Like the last recession, companies are likely to see an increase in audits and nexus questionnaires
as new sources for money are eyed by states. While Wayfair-type enforcement may have lagged
through 2020 due to COVID, that is not likely to be the case in 2021. Missing or late
registrations and violations of Wayfair thresholds are likely to trigger audits. Taxpayers should
closely examine why they are filing in some states and not others, and work with tax
practitioners to minimize the consequences of post-pandemic enforcement efforts.
Taxpayers can also expect revenue agencies to double down in their efforts to protect the state’s
financial state of being in pending audits and appeals. We are already seeing this happen across
the board in our matters. Pre-COVID cases set to amicably resolve have turned on end for a
“second look” by the revenue agencies. Some administrators have even commented off the
record that their agencies have been asked by the governor’s office and state legislatures to be
extra mindful of the state’s position and make sure there has been a thorough review of the
merits.
Taxpayers should anticipate even more aggressive pursuit by states and localities to broaden the
tax base. Between shelter-in-place, social distancing, and mandatory business closures that wane
on even now, sales tax revenue is easily one of the hardest hit tax revenues. That does not mean
consumption has stopped. The biggest marketplace retailers have reported greater than expected
revenues the second and third quarters of 2020, suggesting consumption is not only expected to
return to pre-COVID levels but to exceed pre-COVID levels. Changes to income tax revenue are
often too unpredictive, but an across the board increase to sales tax will make it a focal point of
government interest. As a result, states are likely to prioritize expansion of the sales tax base
during recovery.
While not a result of the coronavirus outbreak, states are likely to double their efforts to
accelerate collection of sales tax on digital goods and services, digital marketing, the gig
economy and other sources that were previously not taxable or were on the cusp of what is
considered a taxable sale in a given jurisdiction. Taxpayers also need to better understand
customer uses of their products and services. States and localities are growing impatient with
taxpayer responses that they do not know how or where customers use their products or services.
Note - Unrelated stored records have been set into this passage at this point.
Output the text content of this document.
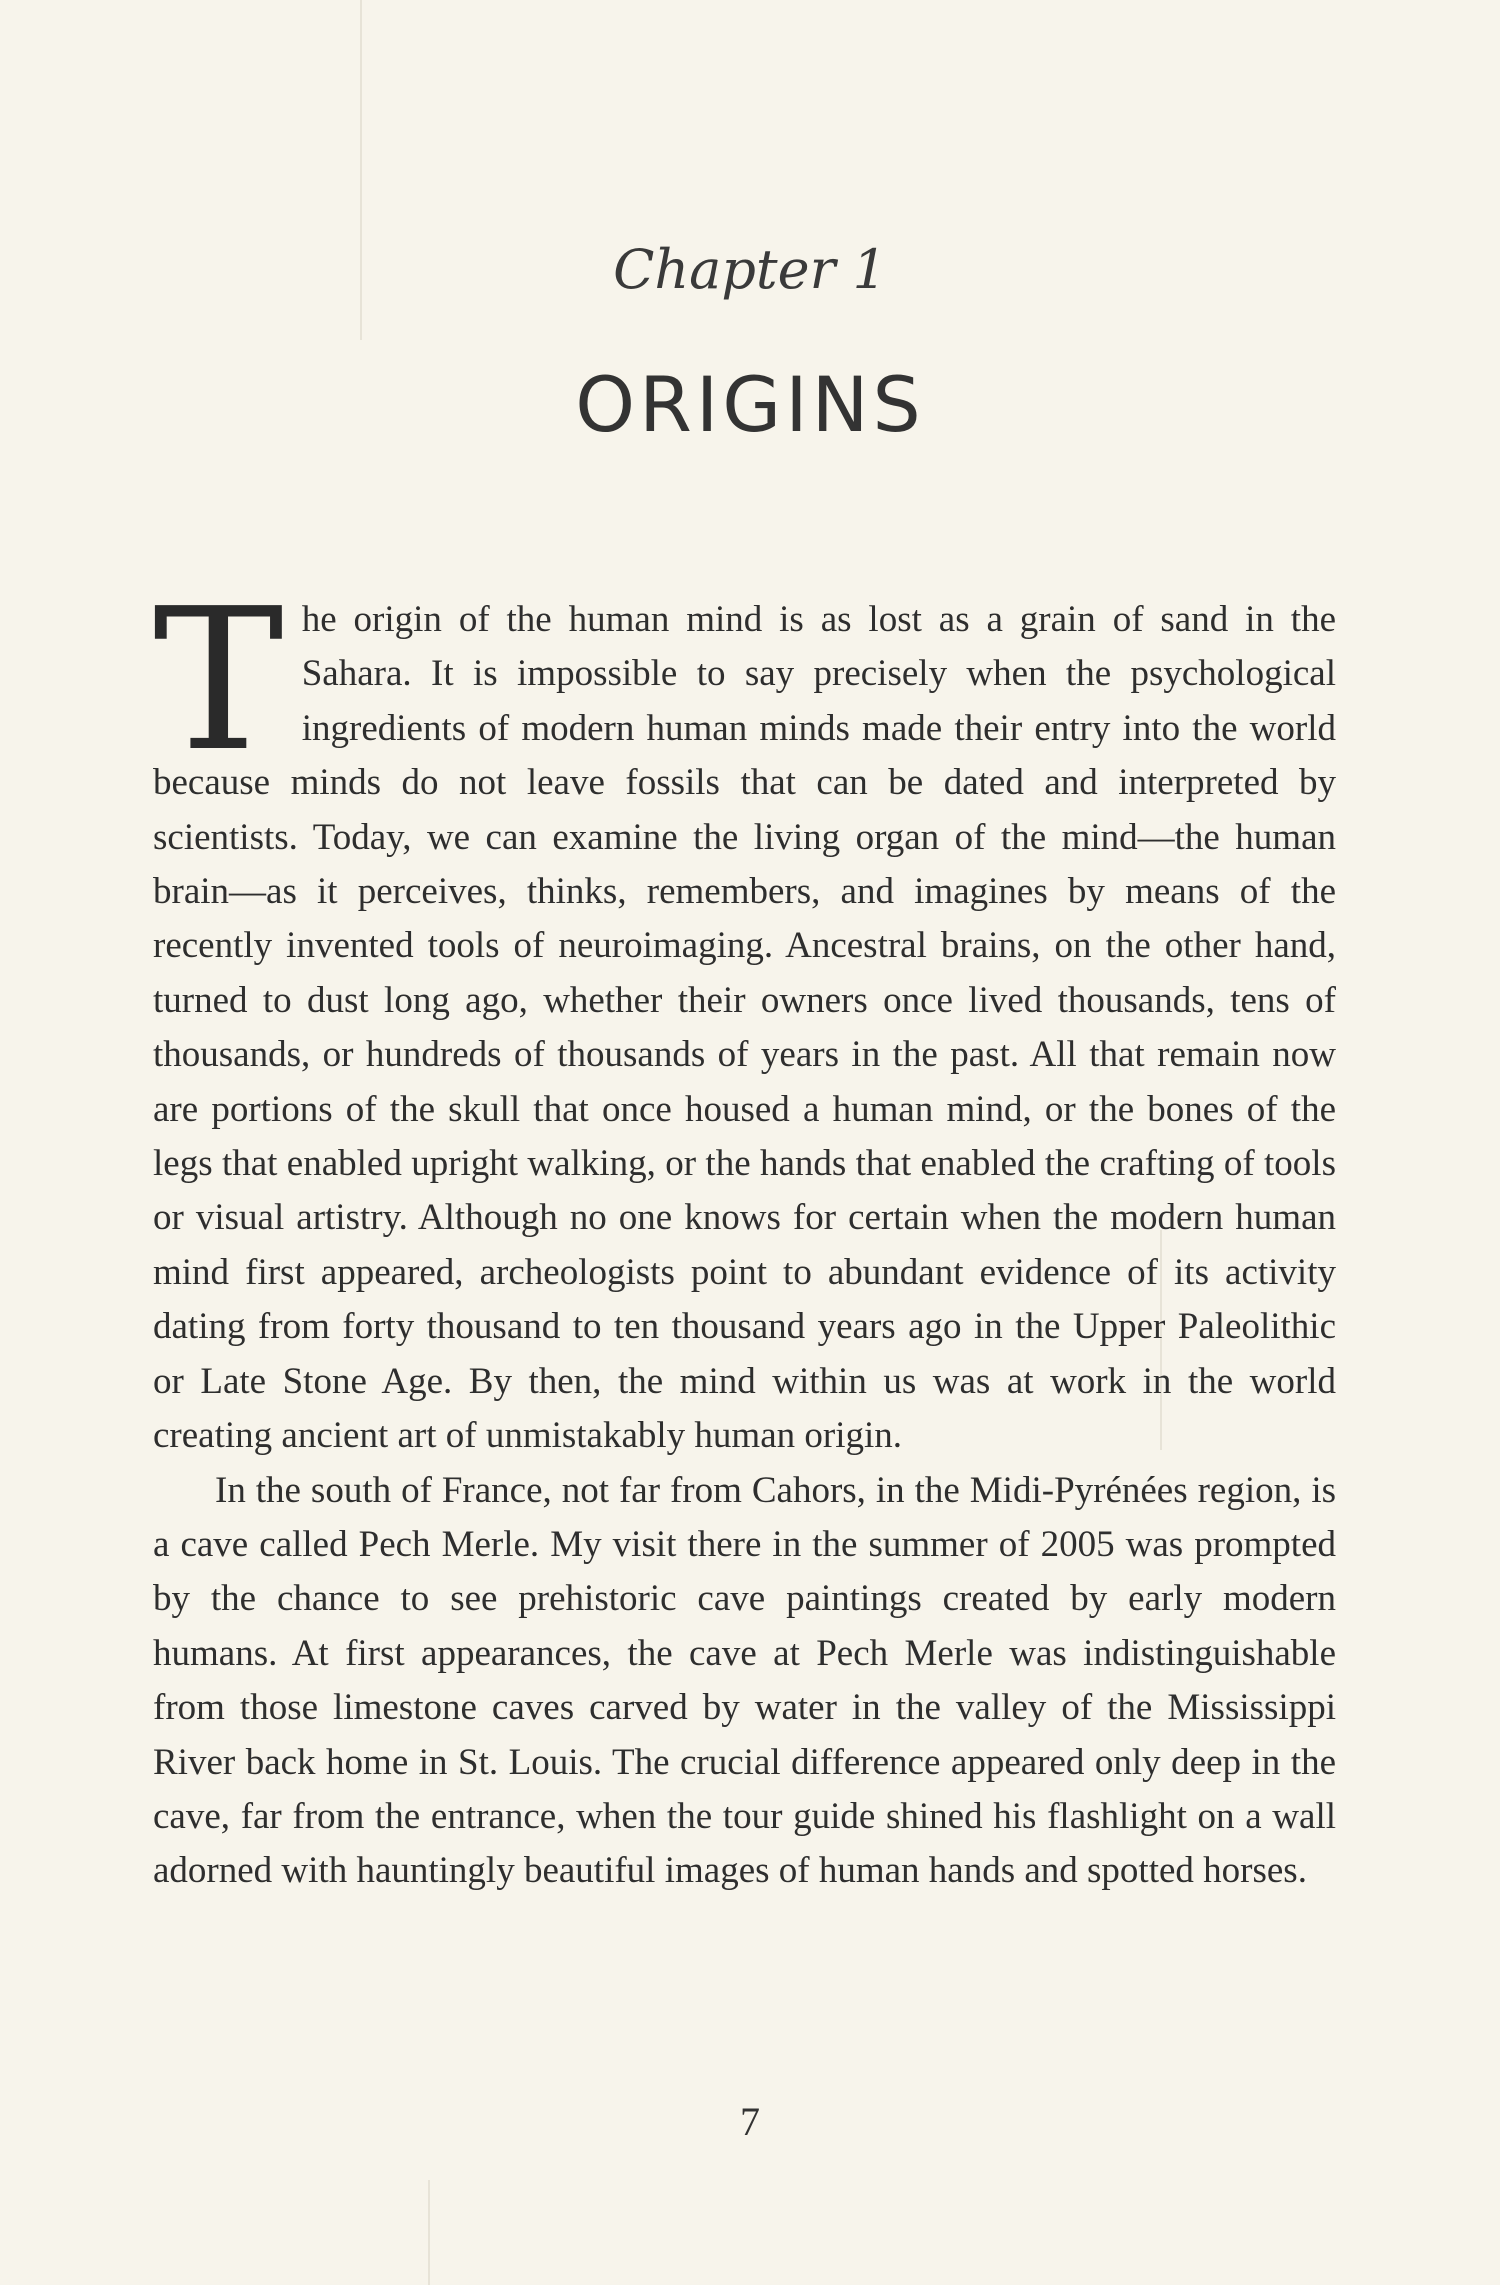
Chapter 1
ORIGINS

The origin of the human mind is as lost as a grain of sand in the Sahara. It is impossible to say precisely when the psychological ingredients of modern human minds made their entry into the world because minds do not leave fossils that can be dated and interpreted by scientists. Today, we can examine the living organ of the mind—the human brain—as it perceives, thinks, remembers, and imagines by means of the recently invented tools of neuroimaging. Ancestral brains, on the other hand, turned to dust long ago, whether their owners once lived thousands, tens of thousands, or hundreds of thousands of years in the past. All that remain now are portions of the skull that once housed a human mind, or the bones of the legs that enabled upright walking, or the hands that enabled the crafting of tools or visual artistry. Although no one knows for certain when the modern human mind first appeared, archeologists point to abundant evidence of its activity dating from forty thousand to ten thousand years ago in the Upper Paleolithic or Late Stone Age. By then, the mind within us was at work in the world creating ancient art of unmistakably human origin.

In the south of France, not far from Cahors, in the Midi-Pyrénées region, is a cave called Pech Merle. My visit there in the summer of 2005 was prompted by the chance to see prehistoric cave paintings created by early modern humans. At first appearances, the cave at Pech Merle was indistinguishable from those limestone caves carved by water in the valley of the Mississippi River back home in St. Louis. The crucial difference appeared only deep in the cave, far from the entrance, when the tour guide shined his flashlight on a wall adorned with hauntingly beautiful images of human hands and spotted horses.

7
These are issues that have grown in significance when it comes to nexus and sales sourcing.
Taxpayers should expect sales tax increases.
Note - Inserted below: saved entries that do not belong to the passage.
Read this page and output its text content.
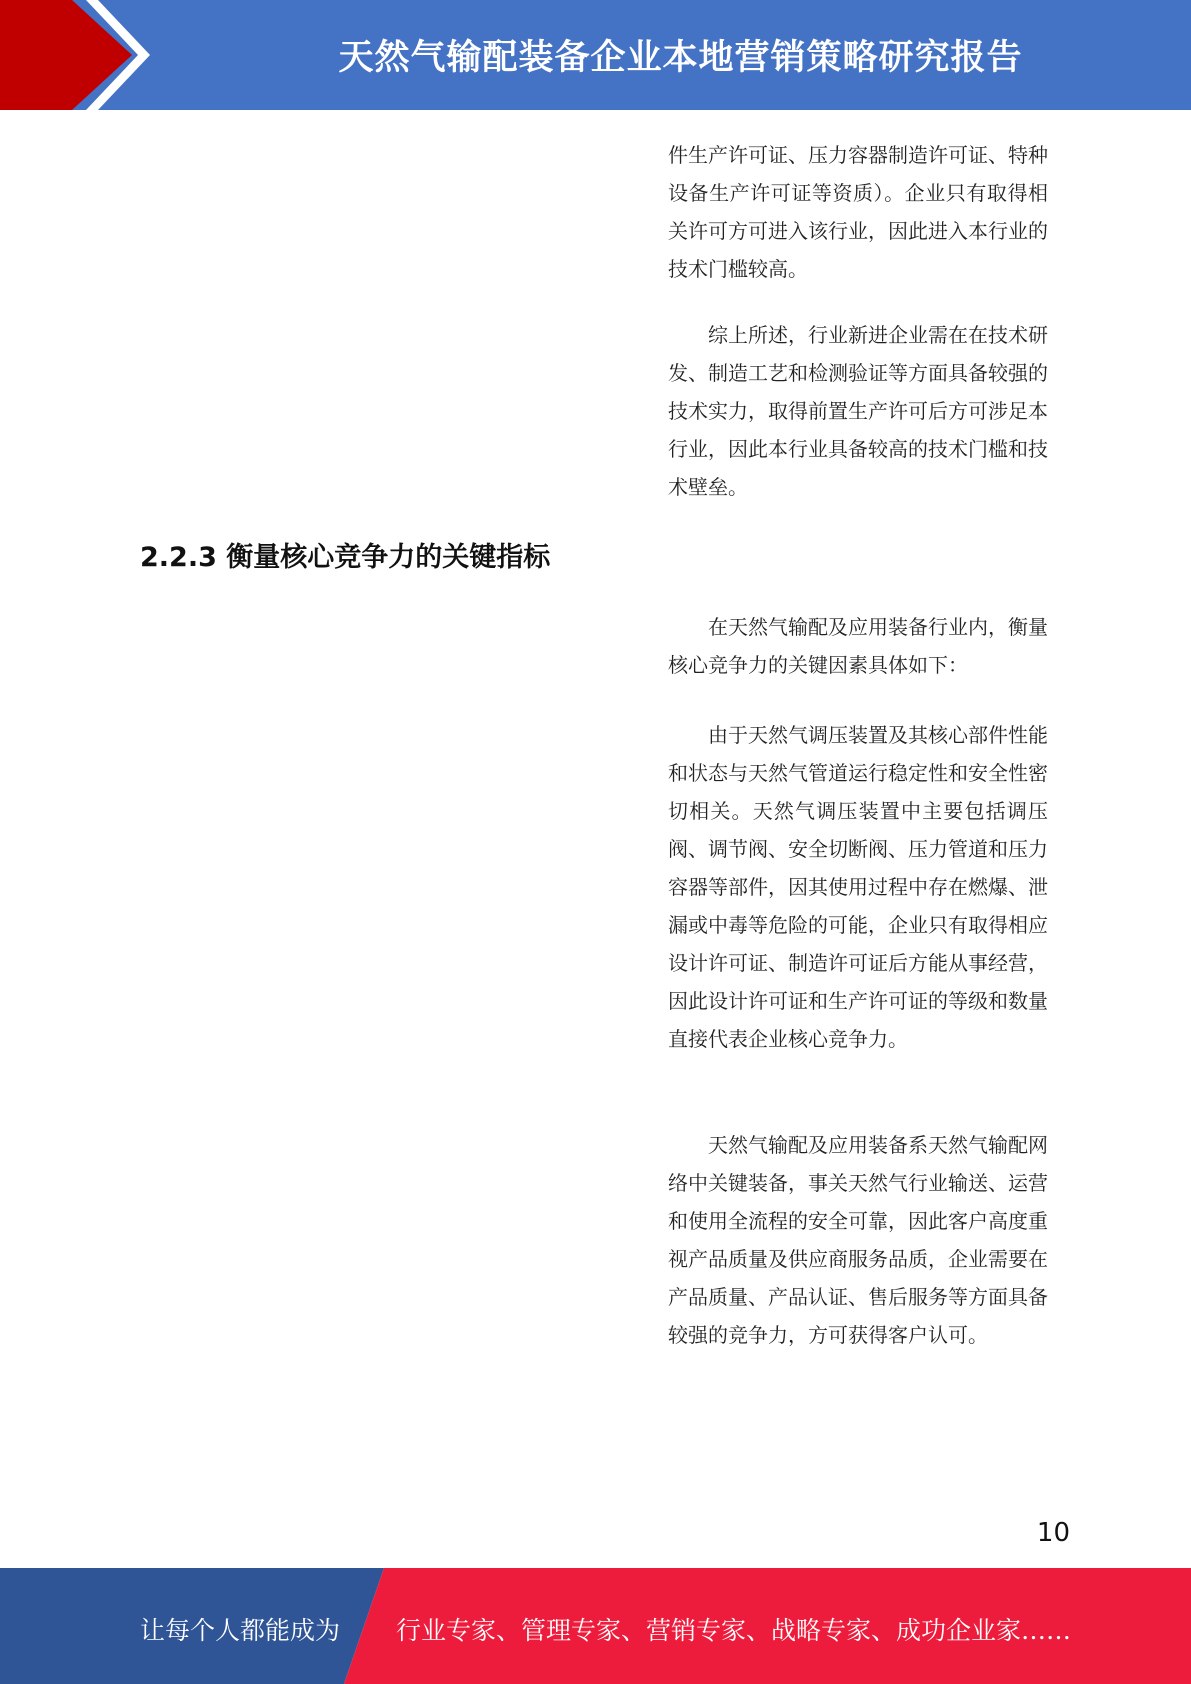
天然气输配装备企业本地营销策略研究报告

件生产许可证、压力容器制造许可证、特种设备生产许可证等资质）。企业只有取得相关许可方可进入该行业，因此进入本行业的技术门槛较高。

综上所述，行业新进企业需在在技术研发、制造工艺和检测验证等方面具备较强的技术实力，取得前置生产许可后方可涉足本行业，因此本行业具备较高的技术门槛和技术壁垒。

2.2.3 衡量核心竞争力的关键指标

在天然气输配及应用装备行业内，衡量核心竞争力的关键因素具体如下：

由于天然气调压装置及其核心部件性能和状态与天然气管道运行稳定性和安全性密切相关。天然气调压装置中主要包括调压阀、调节阀、安全切断阀、压力管道和压力容器等部件，因其使用过程中存在燃爆、泄漏或中毒等危险的可能，企业只有取得相应设计许可证、制造许可证后方能从事经营，因此设计许可证和生产许可证的等级和数量直接代表企业核心竞争力。

天然气输配及应用装备系天然气输配网络中关键装备，事关天然气行业输送、运营和使用全流程的安全可靠，因此客户高度重视产品质量及供应商服务品质，企业需要在产品质量、产品认证、售后服务等方面具备较强的竞争力，方可获得客户认可。

10
让每个人都能成为 行业专家、管理专家、营销专家、战略专家、成功企业家……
Tangential to the enforcement front is the slew of new taxes ushered in during 2020 that
taxpayers must discern the extent of application and plan appropriately. Take for example San
Francisco. In November, voters overwhelmingly approved a slew of tax-related measures:
Proposition F, which overhauls San Francisco’s business taxes; Proposition I, which doubles the
real estate transfer tax on transactions exceeding $10 million; Proposition L, which institutes an
aggressive new “Overpaid Executive Gross Receipts Tax;” and Proposition J, which repeals and
replaces an annual parcel tax. Voters were not the only ones to pass new local taxes in 2020—
plenty of localities passed new taxes, too. For instance, the Seattle City Council passed a new
payroll tax that will levy companies with more than $7 million in payroll expenses starting in
2021. The new plan is estimated to raise $200 million per year for Seattle. Unlike the
controversial head tax approved and repealed a month later by the Seattle City Council in 2018,
the new tax does not impose a per-employee levy on the number of employees at big companies
(defined then as businesses taking in over $20 million in revenue); instead, approximately 800
employers with “high” payrolls will face taxes on the salaries of employees making at least
$150,000 per year. Taxpayers should work with their tax practitioners to careful examine new
taxes and determine the extent to which they apply and whether operations can be restructured to
minimize the impact.
2021 will be a force to be reckoned with on the state and local tax front, but let us hope it pales
in comparison to 2020’s coronavirus pandemic.